Ein ganzes Heer von Betreuern hat sich um ihn gekümmert, ihm zugehört und ihm vertraut, darunter auch die Filmemacher. Der Film zeigt auch, wie Scholly ihnen allen entgleitet, sobald er nicht mehr unter Aufsicht steht. Im Gespräch mit der Bewährungshelferin wird er mit seinen wachsenden Problemen konfrontiert und findet für alle eine Erklärung. Tipps und Ermahnungen perlen an ihm ab. Scholly entgleitet die Tagesstruktur, er fehlt unentschuldigt im Betrieb, die erste Abmahnung lässt nicht lange auf sich warten. Geldprobleme werden angedeutet, sein Verhalten wird trotziger, sein Sprachduktus verändert sich, er stottert wieder stärker. All das könnten Zeichen für eine Krise sein. Es könnte sich aber ebenso um ganz normale Anfangsschwierigkeiten handeln.

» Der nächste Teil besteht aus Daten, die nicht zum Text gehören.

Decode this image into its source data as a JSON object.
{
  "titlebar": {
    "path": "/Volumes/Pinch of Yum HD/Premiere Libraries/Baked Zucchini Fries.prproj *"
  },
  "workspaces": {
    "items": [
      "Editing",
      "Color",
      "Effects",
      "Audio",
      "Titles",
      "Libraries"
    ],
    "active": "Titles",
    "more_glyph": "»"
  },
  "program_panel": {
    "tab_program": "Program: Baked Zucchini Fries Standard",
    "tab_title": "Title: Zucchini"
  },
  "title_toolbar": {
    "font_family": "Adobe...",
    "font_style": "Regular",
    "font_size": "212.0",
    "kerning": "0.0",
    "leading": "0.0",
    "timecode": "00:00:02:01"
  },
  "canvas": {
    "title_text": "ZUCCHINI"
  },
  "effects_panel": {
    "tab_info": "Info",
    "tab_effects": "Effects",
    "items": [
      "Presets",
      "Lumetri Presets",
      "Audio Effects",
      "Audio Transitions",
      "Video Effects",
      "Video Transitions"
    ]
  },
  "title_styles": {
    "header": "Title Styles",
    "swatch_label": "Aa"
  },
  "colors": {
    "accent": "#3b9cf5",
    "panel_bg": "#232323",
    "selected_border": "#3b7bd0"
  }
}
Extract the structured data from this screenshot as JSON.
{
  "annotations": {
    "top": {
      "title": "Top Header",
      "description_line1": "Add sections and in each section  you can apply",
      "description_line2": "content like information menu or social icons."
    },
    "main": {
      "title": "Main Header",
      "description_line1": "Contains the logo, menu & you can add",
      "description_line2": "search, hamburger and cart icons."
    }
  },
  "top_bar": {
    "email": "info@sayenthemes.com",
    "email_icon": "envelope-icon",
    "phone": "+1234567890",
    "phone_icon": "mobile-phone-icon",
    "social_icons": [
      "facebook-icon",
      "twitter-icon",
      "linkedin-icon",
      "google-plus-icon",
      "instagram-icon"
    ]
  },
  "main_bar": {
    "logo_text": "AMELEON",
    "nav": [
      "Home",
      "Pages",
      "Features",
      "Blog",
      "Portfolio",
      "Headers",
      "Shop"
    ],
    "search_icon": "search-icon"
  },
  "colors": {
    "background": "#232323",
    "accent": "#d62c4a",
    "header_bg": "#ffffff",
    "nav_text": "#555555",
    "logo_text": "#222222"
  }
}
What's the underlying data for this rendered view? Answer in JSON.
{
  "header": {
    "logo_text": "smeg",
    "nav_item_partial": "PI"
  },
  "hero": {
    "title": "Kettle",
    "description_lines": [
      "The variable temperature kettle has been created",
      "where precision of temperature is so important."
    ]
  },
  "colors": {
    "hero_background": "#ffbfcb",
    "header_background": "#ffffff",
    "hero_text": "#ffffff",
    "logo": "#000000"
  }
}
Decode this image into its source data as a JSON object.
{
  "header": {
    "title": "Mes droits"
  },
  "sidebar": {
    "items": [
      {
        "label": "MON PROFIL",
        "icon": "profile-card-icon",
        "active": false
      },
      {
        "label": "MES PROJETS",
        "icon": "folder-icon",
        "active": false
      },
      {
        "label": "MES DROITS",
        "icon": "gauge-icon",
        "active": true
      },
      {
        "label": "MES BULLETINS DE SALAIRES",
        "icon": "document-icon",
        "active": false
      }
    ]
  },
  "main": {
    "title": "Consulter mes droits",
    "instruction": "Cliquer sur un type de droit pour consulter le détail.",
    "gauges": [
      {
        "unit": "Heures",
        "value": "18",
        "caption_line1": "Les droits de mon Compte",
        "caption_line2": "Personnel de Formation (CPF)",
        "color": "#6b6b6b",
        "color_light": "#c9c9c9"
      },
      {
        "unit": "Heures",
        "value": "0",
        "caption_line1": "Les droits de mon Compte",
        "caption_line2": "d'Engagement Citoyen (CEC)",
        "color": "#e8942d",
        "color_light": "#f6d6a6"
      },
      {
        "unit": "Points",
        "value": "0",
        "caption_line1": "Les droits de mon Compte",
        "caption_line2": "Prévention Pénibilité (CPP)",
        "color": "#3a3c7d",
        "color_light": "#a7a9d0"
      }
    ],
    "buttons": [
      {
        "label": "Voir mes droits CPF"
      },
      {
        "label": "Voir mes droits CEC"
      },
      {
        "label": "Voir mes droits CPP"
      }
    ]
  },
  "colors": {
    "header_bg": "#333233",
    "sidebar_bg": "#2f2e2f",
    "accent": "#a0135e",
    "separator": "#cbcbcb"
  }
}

Anstöße für die Diskussion

Georg Nonnenmacher und Mike Schlömer entwickeln Schollys Geschichte ebenso geschickt wie unauffällig. Dadurch, dass sie gleich zu Anfang das Ende enthüllen, nehmen sie ihrem Werk keinesfalls die Spannung – im Gegenteil: Über dem Film hängt das buchstäbliche Damokles-Schwert in Gestalt der Frage: „Wie konnte es dazu kommen?“ „Auf Anfang“ analysiert allerdings nicht. Der Film beobachtet vielmehr, er zeigt und liefert im besten Falle Anregungen für Erklärungs- und Deutungsversuche; er könnte Anstöße für eine Diskussion über eine neue, umfassende Form der Resozialisierung von Straffälligen geben. Nicht mehr, aber auch nicht weniger.